周囲の好演をも引き出す杉咲花の“主役力”

 放送中の『恋です!〜ヤンキー君と白杖ガール〜』(日本テレビ系/以下『恋です!』)にて、視覚障害を持つ女性を丁寧に演じ上げている杉咲花。非常に難しそうに思える役どころなものの、主演として作品の中心に立ちながら、自身のみならず周囲の者たちの好演をも引き出している。こんな点に、彼女の“主役力”の大きさが感じられるというものだ。

 杉咲が演じている赤座ユキコは、光と色がうっすら分かる程度の弱視の女性。盲学校高等部3年生の彼女が、ひょんなことから地元で名の知れたヤンキー・黒川森生(杉野遥亮)と出会い、互いに恋に落ち、両者ともに少しずつ変化していくというのが本作の物語の核だ。勝ち気だが恋に臆病だったユキコと、喧嘩っ早いが心根は優しく真っ直ぐな森生。この不器用な二人のやり取りの愛らしさに魅了されている方も多いようだが、互いに手を取り合って、ひとつひとつのハードルを超えて行く際に溢れる切実さは、テレビのモニター越しでもダイレクトに伝わってくる。同じように感じている方も多いのではないだろうか。ドラマチックな展開や、強度のあるセリフに頼るだけではない、俳優陣の好演の賜物だ。
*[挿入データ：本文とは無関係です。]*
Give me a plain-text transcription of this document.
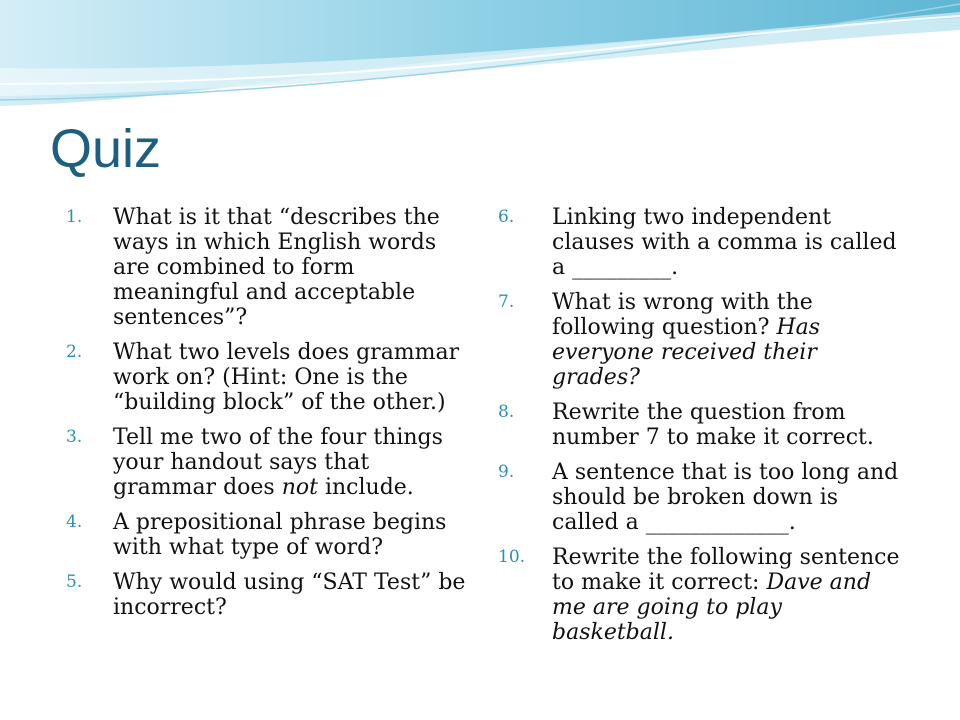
Quiz
1.	What is it that “describes the ways in which English words are combined to form meaningful and acceptable sentences”?
2.	What two levels does grammar work on? (Hint: One is the “building block” of the other.)
3.	Tell me two of the four things your handout says that grammar does not include.
4.	A prepositional phrase begins with what type of word?
5.	Why would using “SAT Test” be incorrect?
6.	Linking two independent clauses with a comma is called a _________.
7.	What is wrong with the following question? Has everyone received their grades?
8.	Rewrite the question from number 7 to make it correct.
9.	A sentence that is too long and should be broken down is called a _____________.
10.	Rewrite the following sentence to make it correct: Dave and me are going to play basketball.
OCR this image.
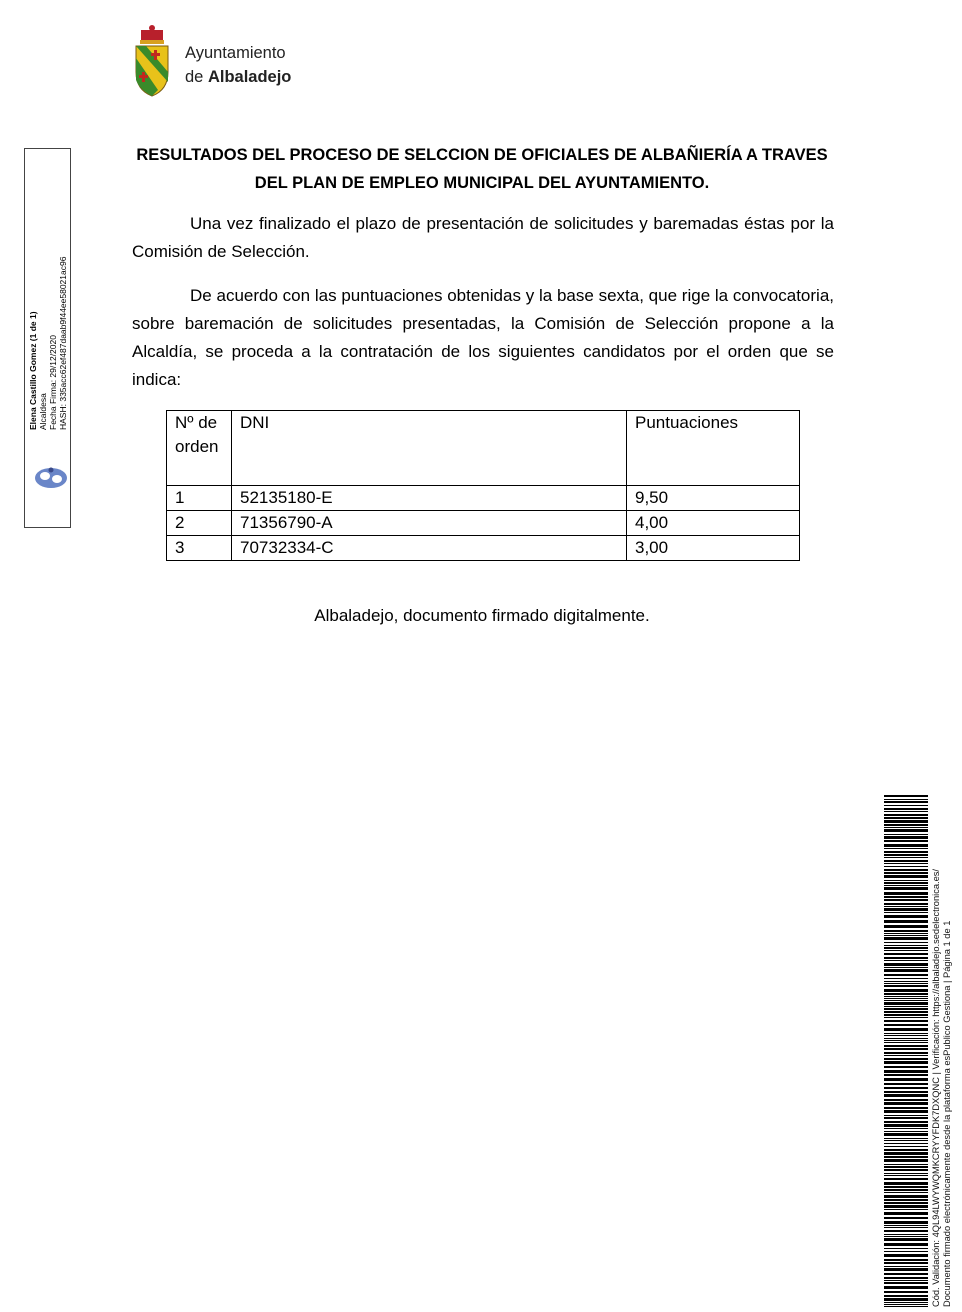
Ayuntamiento
de Albaladejo
RESULTADOS DEL PROCESO DE SELCCION DE OFICIALES DE ALBAÑIERÍA A TRAVES DEL PLAN DE EMPLEO MUNICIPAL DEL AYUNTAMIENTO.
Una vez finalizado el plazo de presentación de solicitudes y baremadas éstas por la Comisión de Selección.
De acuerdo con las puntuaciones obtenidas y la base sexta, que rige la convocatoria, sobre baremación de solicitudes presentadas, la Comisión de Selección propone a la Alcaldía, se proceda a la contratación de los siguientes candidatos por el orden que se indica:
Nº de orden	DNI	Puntuaciones
1	52135180-E	9,50
2	71356790-A	4,00
3	70732334-C	3,00
Albaladejo, documento firmado digitalmente.
Elena Castillo Gomez (1 de 1) Alcaldesa Fecha Firma: 29/12/2020 HASH: 335acc62ef487daab9f44ee58021ac96
Cód. Validación: 4QL94LWYWQMKCRYYFDK7DXQNC | Verificación: https://albaladejo.sedelectronica.es/ Documento firmado electrónicamente desde la plataforma esPublico Gestiona | Página 1 de 1
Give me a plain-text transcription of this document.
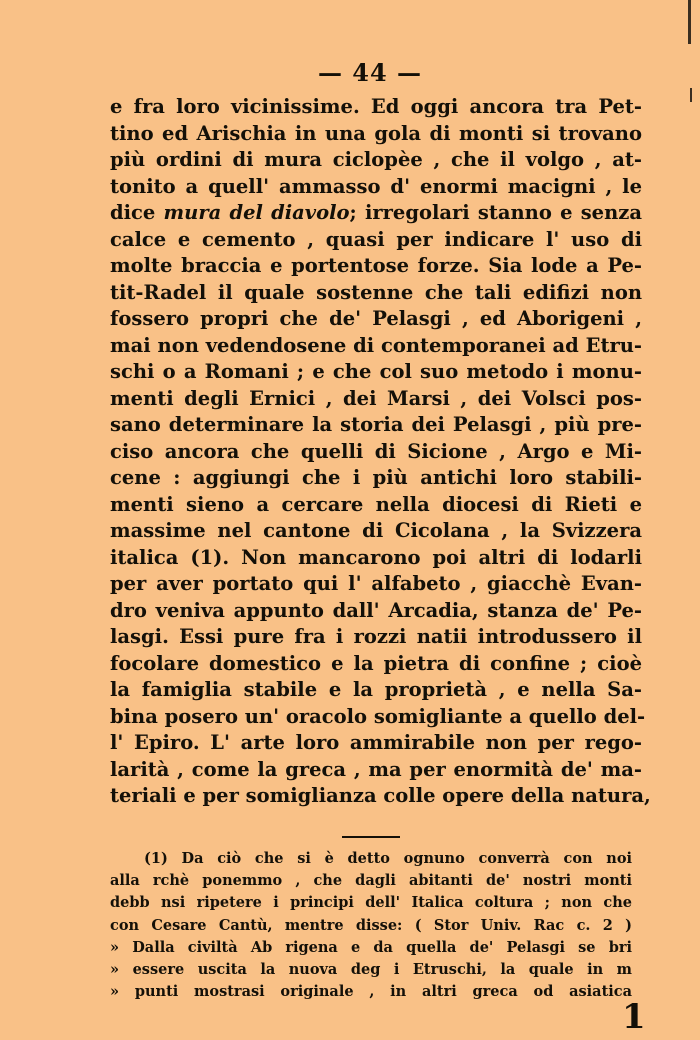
— 44 —
e fra loro vicinissime. Ed oggi ancora tra Pet-
tino ed Arischia in una gola di monti si trovano
più ordini di mura ciclopèe , che il volgo , at-
tonito a quell' ammasso d' enormi macigni , le
dice mura del diavolo; irregolari stanno e senza
calce e cemento , quasi per indicare l' uso di
molte braccia e portentose forze. Sia lode a Pe-
tit-Radel il quale sostenne che tali edifizi non
fossero propri che de' Pelasgi , ed Aborigeni ,
mai non vedendosene di contemporanei ad Etru-
schi o a Romani ; e che col suo metodo i monu-
menti degli Ernici , dei Marsi , dei Volsci pos-
sano determinare la storia dei Pelasgi , più pre-
ciso ancora che quelli di Sicione , Argo e Mi-
cene : aggiungi che i più antichi loro stabili-
menti sieno a cercare nella diocesi di Rieti e
massime nel cantone di Cicolana , la Svizzera
italica (1). Non mancarono poi altri di lodarli
per aver portato qui l' alfabeto , giacchè Evan-
dro veniva appunto dall' Arcadia, stanza de' Pe-
lasgi. Essi pure fra i rozzi natii introdussero il
focolare domestico e la pietra di confine ; cioè
la famiglia stabile e la proprietà , e nella Sa-
bina posero un' oracolo somigliante a quello del-
l' Epiro. L' arte loro ammirabile non per rego-
larità , come la greca , ma per enormità de' ma-
teriali e per somiglianza colle opere della natura,
(1) Da ciò che si è detto ognuno converrà con noi
alla rchè ponemmo , che dagli abitanti de' nostri monti
debb nsi ripetere i principi dell' Italica coltura ; non che
con Cesare Cantù, mentre disse: ( Stor Univ. Rac c. 2 )
» Dalla civiltà Ab rigena e da quella de' Pelasgi se bri
» essere uscita la nuova deg i Etruschi, la quale in m
» punti mostrasi originale , in altri greca od asiatica
1
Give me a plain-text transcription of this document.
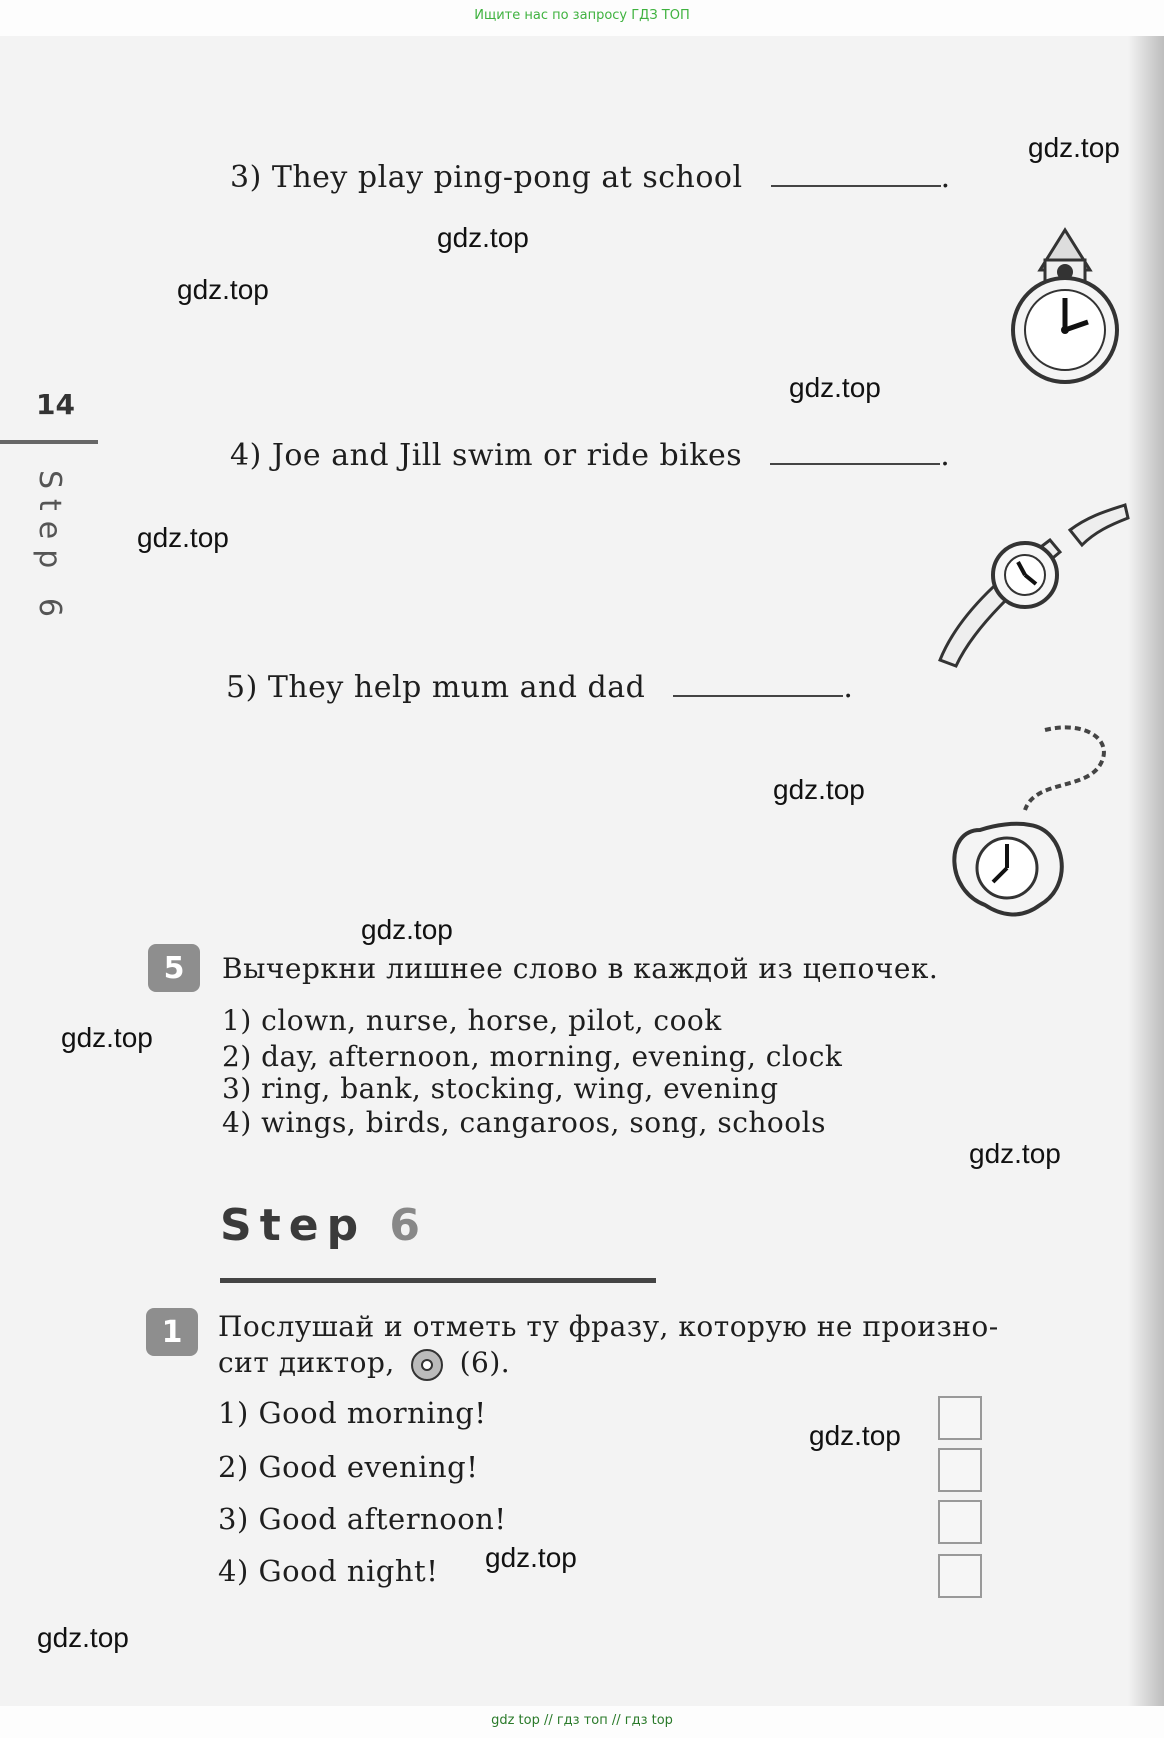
Ищите нас по запросу ГДЗ ТОП
14
Step 6
3) They play ping-pong at school	.
4) Joe and Jill swim or ride bikes	.
5) They help mum and dad	.
5	Вычеркни лишнее слово в каждой из цепочек.
1) clown, nurse, horse, pilot, cook
2) day, afternoon, morning, evening, clock
3) ring, bank, stocking, wing, evening
4) wings, birds, cangaroos, song, schools
Step 6
1	Послушай и отметь ту фразу, которую не произно-
сит диктор, (6).
1) Good morning!
2) Good evening!
3) Good afternoon!
4) Good night!
gdz.top
gdz.top
gdz.top
gdz.top
gdz.top
gdz.top
gdz.top
gdz.top
gdz.top
gdz.top
gdz.top
gdz.top
gdz top // гдз топ // гдз top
 本作のジャンルはラブコメディーであるとはいえ、題材は軽いものではない。弱視のユキコという役は、視覚に関して健常であるはずの杉咲にとって、より慎重に演じなければならないキャラクターだろう。盲学校の友人である紫村空(田辺桃子)と青野陽太(細田佳央太)もユキコと同じように視覚障害を持っているが、同じようであって、同じではない。その程度はそれぞれ異なる。つまり、杉咲も田辺も細田も、演じ方は異なってくるはず。そしてこの三者の誰もが、とてもに大切に各々の役を演じていると思う。人間それぞれに違いがあり、当然ながら同じ人間はいない。この当たり前のことを、三者とも繊細に実践しているように思うのだ。案内人役として盲目の漫談家・濱田祐太郎による視覚障害についての親切な解説が取り入れられていることも含めて、ドラマ全体の作りが非常に丁寧である。そんな中でも杉咲の、ふとした所作が訴えかけてくるものは大きい。